Книга: Времена моря, или Как мы ловили вот такенную акулу с вот такусенькой надувной лодки
Назад: 6
Дальше: 8

7

Мы с Хуго пересекаем Вест-фьорд и находимся уже на полпути, когда я прошу его притормозить: хочу снять термокомбинезон. Впервые я сжарился в этих водах. Лофотенская гряда стала ближе, но расплывается в дымке, словно горы намокли и вот-вот растают.

Хуго едва успел заглушить мотор, как далеко впереди, ближе к правому борту, за многие километры от нас, я замечаю водяной столб, вертикально вздымающийся над зеркальной гладью воды.
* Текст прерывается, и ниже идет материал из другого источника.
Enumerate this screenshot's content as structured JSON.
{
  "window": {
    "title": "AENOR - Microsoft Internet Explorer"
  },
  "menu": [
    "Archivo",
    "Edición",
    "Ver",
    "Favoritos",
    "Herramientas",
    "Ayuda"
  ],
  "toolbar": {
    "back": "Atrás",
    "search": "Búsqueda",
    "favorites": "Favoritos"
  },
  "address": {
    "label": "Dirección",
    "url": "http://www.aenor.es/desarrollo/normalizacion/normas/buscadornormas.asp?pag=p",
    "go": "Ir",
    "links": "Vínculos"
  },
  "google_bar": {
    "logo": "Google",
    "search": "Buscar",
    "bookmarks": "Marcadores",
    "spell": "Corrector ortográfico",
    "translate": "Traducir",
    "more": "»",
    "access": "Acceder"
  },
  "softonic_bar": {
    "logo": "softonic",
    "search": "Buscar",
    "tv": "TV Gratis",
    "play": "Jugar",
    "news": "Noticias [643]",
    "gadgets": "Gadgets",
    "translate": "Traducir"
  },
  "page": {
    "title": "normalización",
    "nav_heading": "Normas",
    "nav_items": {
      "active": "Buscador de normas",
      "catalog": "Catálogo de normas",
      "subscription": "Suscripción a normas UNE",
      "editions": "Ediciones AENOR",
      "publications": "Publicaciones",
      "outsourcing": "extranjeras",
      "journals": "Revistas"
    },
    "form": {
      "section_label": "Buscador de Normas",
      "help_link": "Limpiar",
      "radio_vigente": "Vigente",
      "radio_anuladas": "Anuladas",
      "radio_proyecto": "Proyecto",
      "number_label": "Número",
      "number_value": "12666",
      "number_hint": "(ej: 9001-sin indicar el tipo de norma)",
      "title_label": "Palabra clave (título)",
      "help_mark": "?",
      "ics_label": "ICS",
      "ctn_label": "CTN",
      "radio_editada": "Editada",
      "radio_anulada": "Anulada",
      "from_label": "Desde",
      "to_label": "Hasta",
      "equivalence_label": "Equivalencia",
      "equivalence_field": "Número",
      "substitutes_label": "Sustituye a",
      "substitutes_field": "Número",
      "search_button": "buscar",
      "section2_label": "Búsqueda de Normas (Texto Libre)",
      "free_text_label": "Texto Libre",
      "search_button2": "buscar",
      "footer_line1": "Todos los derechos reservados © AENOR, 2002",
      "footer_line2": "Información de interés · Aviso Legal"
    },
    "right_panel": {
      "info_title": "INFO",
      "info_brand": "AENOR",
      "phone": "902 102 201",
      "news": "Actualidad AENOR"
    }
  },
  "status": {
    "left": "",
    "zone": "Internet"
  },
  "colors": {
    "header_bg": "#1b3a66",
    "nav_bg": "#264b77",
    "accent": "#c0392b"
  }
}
Обернувшись к Хуго, указываю на столб; Хуго кивает и дает полный вперед. Мы быстро приближаемся и уже видим что-то вроде низенького, полированного островка, лоснящегося на солнце. Но здесь открытое море и не может быть островков, а этот к тому же еще и движется. Мы раньше встречались с морскими свиньями, но тут явно кто-то другой. Хуго внезапно говорит громко:

– Это точно не полосатик. Может, гринды?

За несколько сотен метров до цели Хуго понимает, что не угадал. Если б это были гринды, мы бы уже увидели спинные плавники. И кроме того, перед нами не стая, а одно, и очень внушительное, животное. На миг мелькает мысль: уж не подлодка ли? Хуго вытянулся в струну, лицо окаменело, рот открыт, а в мозгу судорожно прокручивается перечень известных ему китов. Осталась какая-то пара сотен метров, когда вдруг он выдает:

– Да это же кашалот!

Стало быть, мы видим перед собой спину крупнейшего из зубатых китов. Спина между тем начинает выгибаться. Мы уже всего в тридцати метрах… и тут кит звучно выдувает последнюю струю и опускает башку в воду. Хвост картинно зависает – вертикально, напоминая рунический камень. Наконец море смыкается над ним. Кита как не бывало, словно кто-то дернул его за веревочку и он канул в бездну.

Хуго глушит мотор. Без малого полвека ходит он в море, а тут на Вест-фьорде бывает так часто, что его самого впору причислить к местной фауне. За это время повидал он практически все. Группы гринд (черных дельфинов) – не бог весть какая диковина, не говоря уж о полосатиках, дельфинах и морских свиньях. А вот кашалота не встречал ни разу в жизни.

Теперь только ждать. Хотя кашалот и способен задерживать дыхание на девяносто минут, дольше любого другого обладателя легких, в результате он все равно всплывет.



Кашалот, или спермацетовый кит (Physeter macrocephalus), не только крупнейший хищник в мире. Это крупнейший мясоед из всех, когда-либо населявших Землю. Королевский тираннозавр (Tyrannosaurus rex) и мегалодон заодно с кронозавром отдыхают: кашалот превосходит их и размерами, и весом. Едва ли отыщется другое существо, вымершее или ныне живущее (включая других крупных китов), которое походило бы на кашалота.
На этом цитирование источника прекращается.